The population of Hanoi is about 3,145,300 (2005), with an overall population density of 3,495 people per square kilometer. In the urban area, an area of 84 square kilometers, the population density is considerably higher, approaching 20,100 per square kilometer. [4].
Hanoi's population is constantly growing, a reflection of the fact that the city is both a major metropolitan area of northern Vietnam, and also the country's political center. This population growth puts a great deal of pressure on the infrastructure, some of which is antiquated and dates from the early twentieth century.
Most of the current residents of Hanoi are from different provinces all over the country; the proportion of families who have lived there for more than three generations is small. Even in the Old Quarter, where commerce started hundreds years ago with mostly family businesses, many of the storefronts are now operated by merchants and retailers from other provinces. The original owners often rent out the storefronts and live further inside the house, or simply move out of the neighborhood altogether. The pace of change escalated rapidly after the government abandoned centralized economic policies, and loosened the district-based household registrar system.
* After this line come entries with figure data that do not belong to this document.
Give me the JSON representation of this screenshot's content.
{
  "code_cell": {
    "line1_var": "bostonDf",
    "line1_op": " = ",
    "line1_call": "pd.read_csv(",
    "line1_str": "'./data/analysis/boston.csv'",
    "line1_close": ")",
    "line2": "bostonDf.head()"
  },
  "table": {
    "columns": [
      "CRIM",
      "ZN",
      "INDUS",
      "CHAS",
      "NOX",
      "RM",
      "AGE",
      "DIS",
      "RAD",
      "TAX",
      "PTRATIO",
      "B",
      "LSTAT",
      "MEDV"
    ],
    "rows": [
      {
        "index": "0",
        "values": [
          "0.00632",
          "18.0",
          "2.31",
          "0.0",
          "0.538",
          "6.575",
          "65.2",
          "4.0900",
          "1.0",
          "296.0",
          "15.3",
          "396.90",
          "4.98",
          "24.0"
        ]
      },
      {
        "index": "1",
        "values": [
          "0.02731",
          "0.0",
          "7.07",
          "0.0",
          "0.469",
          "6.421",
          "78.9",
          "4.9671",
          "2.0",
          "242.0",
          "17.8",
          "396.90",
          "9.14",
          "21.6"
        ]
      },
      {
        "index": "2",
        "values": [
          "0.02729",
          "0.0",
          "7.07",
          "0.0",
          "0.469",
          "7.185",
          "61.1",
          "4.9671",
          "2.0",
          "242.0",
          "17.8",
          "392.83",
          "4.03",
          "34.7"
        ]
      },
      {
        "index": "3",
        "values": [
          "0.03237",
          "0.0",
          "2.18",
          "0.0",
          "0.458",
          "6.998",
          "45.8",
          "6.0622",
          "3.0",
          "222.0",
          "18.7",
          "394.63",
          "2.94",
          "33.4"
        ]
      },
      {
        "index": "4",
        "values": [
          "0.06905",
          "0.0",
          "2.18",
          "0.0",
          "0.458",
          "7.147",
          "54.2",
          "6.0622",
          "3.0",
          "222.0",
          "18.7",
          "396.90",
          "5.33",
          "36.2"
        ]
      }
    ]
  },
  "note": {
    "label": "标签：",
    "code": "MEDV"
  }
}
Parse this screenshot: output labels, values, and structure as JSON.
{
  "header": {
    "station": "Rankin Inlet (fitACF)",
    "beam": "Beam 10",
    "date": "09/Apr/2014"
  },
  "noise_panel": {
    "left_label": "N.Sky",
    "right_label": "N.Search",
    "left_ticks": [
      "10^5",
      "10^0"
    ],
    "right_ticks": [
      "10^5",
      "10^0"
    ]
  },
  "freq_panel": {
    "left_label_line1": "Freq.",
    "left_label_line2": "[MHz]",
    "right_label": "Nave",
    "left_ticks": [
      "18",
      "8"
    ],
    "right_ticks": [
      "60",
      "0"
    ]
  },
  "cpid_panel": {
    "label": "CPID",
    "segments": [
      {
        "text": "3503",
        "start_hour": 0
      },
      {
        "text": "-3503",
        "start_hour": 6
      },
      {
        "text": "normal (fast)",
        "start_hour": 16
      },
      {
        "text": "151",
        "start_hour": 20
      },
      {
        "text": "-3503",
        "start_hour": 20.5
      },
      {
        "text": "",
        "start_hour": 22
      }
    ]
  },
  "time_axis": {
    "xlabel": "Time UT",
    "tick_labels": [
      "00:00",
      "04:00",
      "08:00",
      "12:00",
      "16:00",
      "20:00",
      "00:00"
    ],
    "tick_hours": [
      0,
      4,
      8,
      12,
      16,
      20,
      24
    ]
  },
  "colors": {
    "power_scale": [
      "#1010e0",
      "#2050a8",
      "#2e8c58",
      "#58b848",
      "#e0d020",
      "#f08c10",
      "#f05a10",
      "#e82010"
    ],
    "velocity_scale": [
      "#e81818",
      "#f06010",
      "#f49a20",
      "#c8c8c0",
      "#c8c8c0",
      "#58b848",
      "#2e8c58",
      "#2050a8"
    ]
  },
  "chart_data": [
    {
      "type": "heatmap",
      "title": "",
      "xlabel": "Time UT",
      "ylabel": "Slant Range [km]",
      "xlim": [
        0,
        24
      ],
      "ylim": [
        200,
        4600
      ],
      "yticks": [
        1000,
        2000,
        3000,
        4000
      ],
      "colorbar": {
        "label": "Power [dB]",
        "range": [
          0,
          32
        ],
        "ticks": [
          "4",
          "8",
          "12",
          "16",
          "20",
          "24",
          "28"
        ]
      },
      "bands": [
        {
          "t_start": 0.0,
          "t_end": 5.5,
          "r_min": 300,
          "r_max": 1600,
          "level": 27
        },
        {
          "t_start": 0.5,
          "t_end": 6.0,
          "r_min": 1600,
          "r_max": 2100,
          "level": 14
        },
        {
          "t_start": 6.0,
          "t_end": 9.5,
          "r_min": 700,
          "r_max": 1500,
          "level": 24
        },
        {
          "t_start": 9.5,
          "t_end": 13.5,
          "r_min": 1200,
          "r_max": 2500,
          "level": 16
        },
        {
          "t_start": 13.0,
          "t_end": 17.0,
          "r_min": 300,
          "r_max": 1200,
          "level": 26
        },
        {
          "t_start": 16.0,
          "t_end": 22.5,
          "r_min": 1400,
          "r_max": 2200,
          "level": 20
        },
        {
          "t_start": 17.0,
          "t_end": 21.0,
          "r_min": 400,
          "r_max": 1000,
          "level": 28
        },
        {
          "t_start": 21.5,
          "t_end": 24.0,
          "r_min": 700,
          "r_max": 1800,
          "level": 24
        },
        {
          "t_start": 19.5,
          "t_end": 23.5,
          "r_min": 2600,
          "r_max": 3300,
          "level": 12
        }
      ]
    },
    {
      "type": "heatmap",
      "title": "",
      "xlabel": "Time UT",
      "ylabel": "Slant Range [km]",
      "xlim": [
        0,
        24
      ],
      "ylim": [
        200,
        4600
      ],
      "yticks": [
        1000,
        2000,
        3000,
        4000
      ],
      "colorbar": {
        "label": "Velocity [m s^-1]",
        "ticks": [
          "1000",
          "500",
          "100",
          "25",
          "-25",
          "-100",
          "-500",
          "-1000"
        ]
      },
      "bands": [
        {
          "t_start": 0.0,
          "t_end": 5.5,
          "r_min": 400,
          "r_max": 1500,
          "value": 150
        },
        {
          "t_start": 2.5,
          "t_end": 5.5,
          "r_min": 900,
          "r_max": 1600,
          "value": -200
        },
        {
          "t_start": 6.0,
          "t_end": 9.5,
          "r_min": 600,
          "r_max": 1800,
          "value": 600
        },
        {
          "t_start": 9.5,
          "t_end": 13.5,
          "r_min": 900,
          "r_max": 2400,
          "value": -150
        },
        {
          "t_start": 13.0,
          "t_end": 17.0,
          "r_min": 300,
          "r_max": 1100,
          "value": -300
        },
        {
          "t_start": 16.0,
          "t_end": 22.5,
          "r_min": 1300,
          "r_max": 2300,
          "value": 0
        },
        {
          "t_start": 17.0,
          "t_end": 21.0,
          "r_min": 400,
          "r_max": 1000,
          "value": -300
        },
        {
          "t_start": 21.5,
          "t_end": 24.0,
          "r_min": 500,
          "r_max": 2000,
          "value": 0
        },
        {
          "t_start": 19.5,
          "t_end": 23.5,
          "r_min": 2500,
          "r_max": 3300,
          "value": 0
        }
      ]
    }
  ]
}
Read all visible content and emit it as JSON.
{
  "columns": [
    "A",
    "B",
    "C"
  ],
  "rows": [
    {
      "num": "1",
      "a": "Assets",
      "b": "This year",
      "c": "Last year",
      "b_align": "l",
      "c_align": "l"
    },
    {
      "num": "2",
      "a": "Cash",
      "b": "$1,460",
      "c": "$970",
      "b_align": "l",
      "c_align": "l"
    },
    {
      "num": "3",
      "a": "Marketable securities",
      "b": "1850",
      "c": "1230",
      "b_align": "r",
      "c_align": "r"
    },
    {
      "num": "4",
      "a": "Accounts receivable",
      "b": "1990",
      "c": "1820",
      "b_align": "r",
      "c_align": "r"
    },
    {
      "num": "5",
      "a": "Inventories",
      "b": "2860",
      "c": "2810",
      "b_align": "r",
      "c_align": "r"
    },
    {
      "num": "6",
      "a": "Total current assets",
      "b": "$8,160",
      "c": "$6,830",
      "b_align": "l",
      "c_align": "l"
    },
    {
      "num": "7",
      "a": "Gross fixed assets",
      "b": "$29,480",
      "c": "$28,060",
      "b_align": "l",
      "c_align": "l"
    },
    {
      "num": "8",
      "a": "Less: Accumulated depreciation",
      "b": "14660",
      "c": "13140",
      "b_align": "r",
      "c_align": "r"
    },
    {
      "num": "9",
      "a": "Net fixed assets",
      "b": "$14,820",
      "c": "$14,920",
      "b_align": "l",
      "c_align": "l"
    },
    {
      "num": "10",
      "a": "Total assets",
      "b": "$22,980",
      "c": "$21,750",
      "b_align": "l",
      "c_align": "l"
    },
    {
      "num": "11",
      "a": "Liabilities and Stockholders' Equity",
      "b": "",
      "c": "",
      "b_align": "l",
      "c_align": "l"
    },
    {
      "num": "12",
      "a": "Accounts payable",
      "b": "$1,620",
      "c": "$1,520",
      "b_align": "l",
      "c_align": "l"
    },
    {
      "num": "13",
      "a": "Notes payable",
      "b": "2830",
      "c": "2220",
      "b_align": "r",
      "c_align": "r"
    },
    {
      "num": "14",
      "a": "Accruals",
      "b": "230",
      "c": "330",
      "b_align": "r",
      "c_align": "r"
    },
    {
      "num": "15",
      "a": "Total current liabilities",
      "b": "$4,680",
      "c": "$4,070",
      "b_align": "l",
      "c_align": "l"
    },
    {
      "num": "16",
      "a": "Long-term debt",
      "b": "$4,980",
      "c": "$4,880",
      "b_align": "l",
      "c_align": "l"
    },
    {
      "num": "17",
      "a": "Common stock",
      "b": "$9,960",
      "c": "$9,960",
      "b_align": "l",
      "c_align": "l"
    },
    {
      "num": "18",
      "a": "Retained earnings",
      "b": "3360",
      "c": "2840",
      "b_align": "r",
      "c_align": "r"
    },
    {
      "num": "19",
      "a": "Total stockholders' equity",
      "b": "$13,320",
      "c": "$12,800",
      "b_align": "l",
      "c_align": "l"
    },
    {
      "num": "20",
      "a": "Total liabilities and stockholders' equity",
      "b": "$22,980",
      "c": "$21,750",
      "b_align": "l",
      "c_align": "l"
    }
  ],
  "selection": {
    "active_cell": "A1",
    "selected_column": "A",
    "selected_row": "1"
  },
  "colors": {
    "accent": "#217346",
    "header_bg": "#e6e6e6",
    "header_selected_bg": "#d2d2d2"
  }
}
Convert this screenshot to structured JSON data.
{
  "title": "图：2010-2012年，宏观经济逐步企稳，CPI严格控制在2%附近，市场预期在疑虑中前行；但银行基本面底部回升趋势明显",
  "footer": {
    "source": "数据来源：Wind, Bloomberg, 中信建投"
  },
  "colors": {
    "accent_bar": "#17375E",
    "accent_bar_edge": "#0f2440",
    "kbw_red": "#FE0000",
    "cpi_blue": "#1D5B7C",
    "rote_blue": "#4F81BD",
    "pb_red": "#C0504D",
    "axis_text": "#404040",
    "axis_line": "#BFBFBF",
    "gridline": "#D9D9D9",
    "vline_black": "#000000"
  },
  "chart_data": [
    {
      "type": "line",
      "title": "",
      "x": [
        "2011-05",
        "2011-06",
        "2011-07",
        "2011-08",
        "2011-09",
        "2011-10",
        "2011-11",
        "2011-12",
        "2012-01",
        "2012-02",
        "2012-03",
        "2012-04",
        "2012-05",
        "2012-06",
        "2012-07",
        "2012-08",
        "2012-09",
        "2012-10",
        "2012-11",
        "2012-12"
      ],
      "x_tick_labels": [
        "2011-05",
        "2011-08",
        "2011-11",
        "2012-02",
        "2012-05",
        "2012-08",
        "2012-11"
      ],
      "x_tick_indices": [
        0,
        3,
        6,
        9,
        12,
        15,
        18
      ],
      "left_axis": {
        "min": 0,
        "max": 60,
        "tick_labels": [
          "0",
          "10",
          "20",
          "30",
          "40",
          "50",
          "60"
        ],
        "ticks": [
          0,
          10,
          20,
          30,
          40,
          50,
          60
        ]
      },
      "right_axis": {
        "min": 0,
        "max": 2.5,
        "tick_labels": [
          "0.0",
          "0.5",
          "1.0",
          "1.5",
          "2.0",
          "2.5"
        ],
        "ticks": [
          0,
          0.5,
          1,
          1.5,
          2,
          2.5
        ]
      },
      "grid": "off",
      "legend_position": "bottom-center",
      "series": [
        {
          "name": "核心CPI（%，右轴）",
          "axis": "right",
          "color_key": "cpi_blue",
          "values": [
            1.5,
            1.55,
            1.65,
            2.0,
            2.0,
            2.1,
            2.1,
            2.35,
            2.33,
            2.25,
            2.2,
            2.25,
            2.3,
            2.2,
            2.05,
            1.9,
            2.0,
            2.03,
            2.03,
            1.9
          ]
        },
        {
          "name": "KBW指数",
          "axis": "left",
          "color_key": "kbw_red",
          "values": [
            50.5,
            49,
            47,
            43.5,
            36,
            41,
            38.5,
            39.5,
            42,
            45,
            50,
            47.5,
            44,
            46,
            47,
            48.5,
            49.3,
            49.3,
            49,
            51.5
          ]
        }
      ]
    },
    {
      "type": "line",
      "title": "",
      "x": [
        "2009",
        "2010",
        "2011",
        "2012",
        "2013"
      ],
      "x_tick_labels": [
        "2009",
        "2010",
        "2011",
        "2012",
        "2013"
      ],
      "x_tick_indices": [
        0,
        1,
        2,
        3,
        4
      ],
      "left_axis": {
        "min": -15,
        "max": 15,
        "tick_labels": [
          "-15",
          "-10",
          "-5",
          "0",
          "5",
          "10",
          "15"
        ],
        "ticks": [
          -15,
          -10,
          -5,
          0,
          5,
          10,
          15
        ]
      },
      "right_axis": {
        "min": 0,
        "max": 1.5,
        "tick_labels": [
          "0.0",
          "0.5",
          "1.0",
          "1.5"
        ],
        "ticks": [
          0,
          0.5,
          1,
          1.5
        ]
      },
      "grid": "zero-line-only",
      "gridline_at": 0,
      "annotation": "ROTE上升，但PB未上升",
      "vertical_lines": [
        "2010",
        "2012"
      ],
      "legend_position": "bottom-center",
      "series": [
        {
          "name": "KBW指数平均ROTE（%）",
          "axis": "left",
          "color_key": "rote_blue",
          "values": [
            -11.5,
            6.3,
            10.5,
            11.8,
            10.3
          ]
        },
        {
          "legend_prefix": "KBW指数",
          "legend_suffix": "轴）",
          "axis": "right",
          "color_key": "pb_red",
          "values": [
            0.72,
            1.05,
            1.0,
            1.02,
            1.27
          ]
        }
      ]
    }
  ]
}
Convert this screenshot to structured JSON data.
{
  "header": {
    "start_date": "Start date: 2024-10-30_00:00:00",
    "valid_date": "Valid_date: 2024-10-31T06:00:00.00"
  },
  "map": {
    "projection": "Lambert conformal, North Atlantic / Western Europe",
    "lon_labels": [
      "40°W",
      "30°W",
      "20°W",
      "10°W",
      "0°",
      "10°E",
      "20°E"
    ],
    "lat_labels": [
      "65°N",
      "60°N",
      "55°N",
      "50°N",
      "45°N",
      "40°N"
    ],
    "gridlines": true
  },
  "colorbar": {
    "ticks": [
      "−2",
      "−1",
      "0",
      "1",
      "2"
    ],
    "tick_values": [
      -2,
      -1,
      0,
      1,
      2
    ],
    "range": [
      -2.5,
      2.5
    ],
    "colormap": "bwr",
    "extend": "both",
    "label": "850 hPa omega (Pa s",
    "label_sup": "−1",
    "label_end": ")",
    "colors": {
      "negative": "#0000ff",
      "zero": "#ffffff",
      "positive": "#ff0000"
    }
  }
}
The considerate and genteel nature of Hanoians is occasionally referred to in idioms and literature. In reality, these are a reflection of a past when Hanoi was a center for talented artists and educated intellectuals, heavily entrenched in Confucian values which placed modesty and consideration for others above personal desires. As the opening up of the economy has brought other pressures on people's daily life, advocates for traditional social and family values are in many ways helping to counter an "everyone for himself" mentality.